When she called to tell me the diagnosis, she couldn’t even use the A‑word. She told me her “brain was dying” and that the doctor was putting her on Aricept. A quick Google search confirmed this was an Alzheimer’s drug and a call with the doctor later that afternoon helped map out the road ahead.
Alzheimer’s is a slow-motion death. She’s been disappearing from us for a long while. Regular outings became less frequent till we couldn’t even take her out to a nearby restaurant for her birthday. As words disappeared and speech began faltering, I’d show her recent kid photos on my phone and tell stories to fill the emptying space. Eventually she stopped showing interest even in this. On my last regular visit with her, I brought the kids and we had lots of fun taking pictures. Mom kept pointing out at the phone’s display as if it were a mirror. But conversation was too disjointed and after a few minutes, my kids started wandering in ever widening circles looking for interesting buttons and alarms to touch and pull and I had to round them up to leave.
In the past few weeks her forgetfulness has extended to eating and swallowing.
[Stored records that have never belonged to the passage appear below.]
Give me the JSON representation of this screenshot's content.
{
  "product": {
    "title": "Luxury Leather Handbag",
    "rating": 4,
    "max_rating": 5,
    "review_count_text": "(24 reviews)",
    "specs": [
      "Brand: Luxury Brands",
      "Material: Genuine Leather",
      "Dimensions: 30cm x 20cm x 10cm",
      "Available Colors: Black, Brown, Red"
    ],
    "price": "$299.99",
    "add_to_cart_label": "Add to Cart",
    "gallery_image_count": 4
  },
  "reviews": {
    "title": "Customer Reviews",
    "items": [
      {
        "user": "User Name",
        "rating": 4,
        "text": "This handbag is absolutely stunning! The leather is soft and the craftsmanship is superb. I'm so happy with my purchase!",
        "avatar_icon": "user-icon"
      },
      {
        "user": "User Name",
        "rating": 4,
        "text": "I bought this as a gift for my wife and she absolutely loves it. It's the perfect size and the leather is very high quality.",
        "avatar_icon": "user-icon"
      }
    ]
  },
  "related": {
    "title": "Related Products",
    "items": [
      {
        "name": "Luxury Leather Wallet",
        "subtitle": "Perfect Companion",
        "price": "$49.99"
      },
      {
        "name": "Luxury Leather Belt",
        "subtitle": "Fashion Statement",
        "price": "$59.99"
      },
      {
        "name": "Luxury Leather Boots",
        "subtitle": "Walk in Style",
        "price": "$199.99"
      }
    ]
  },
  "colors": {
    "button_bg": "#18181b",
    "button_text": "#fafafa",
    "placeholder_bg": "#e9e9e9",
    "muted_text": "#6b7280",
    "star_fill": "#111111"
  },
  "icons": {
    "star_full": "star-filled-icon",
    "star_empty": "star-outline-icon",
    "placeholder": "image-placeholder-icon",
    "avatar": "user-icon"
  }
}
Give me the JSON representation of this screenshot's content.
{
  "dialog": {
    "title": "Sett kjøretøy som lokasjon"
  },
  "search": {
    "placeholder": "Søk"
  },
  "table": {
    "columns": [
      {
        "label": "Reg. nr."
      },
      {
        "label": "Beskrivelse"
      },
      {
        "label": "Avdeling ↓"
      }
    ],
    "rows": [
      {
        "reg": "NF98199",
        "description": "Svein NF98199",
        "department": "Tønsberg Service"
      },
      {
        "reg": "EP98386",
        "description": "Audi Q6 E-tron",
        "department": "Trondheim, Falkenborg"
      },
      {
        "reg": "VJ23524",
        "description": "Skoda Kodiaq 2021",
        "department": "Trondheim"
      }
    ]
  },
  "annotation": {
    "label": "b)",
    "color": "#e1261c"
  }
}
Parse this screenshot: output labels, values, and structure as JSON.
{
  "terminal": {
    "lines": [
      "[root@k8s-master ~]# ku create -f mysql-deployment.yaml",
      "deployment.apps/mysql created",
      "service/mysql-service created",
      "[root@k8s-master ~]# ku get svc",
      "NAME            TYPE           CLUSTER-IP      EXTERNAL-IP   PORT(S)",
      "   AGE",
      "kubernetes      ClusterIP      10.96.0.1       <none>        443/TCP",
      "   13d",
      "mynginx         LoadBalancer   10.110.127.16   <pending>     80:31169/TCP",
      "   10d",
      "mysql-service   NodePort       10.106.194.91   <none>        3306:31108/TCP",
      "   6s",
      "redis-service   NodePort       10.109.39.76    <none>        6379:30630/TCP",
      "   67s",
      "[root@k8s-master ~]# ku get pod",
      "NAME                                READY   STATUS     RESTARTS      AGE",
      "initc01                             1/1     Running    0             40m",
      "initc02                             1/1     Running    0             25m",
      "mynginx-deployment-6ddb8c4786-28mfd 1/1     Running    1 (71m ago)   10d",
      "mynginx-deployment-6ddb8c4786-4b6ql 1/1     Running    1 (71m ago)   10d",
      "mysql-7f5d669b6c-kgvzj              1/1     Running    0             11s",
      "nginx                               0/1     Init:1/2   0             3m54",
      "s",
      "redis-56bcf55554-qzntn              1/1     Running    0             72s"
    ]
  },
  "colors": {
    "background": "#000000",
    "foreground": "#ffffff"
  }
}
Intervention would only buy a little more time until she forgot how to breathe. Alzheimer’s is a one way trip.
On my last few visits she was mostly sleeping. She’s was calm, preternaturally calm. Lying on her back, pale and peaceful, she looked as if she might already be a body resting in a casket. Only the slight rise of sheets as she breathed gave away the news that she was still with us, if barely. I felt awkward just sitting there. Some people are good in these kinds of situations, but I self-consciously struggle. With little chance of interaction, I struck on the idea of reading from a favorite book of poems that she had read to me on countless nights as a child. “Up into the cherry tree, who should climb but little me?” I don’t know if she heard me or pictured the cherry tree in her haze, but it was a way for us to be together.
The slow-motion nature of Alzheimer’s means she slept a lot until she didn’t. For reasons that go deep into biography, she was a wonderfully friendly person who didn’t have a lot of close friends anymore. It seems peculiar that one can walk upon the earth for so many decades and only have a dozen or so people notice your departure. But then maybe that’s the norm for those who live deep into their eighties. Most of us will leave life with the same kind of quiet ripples with which we entered.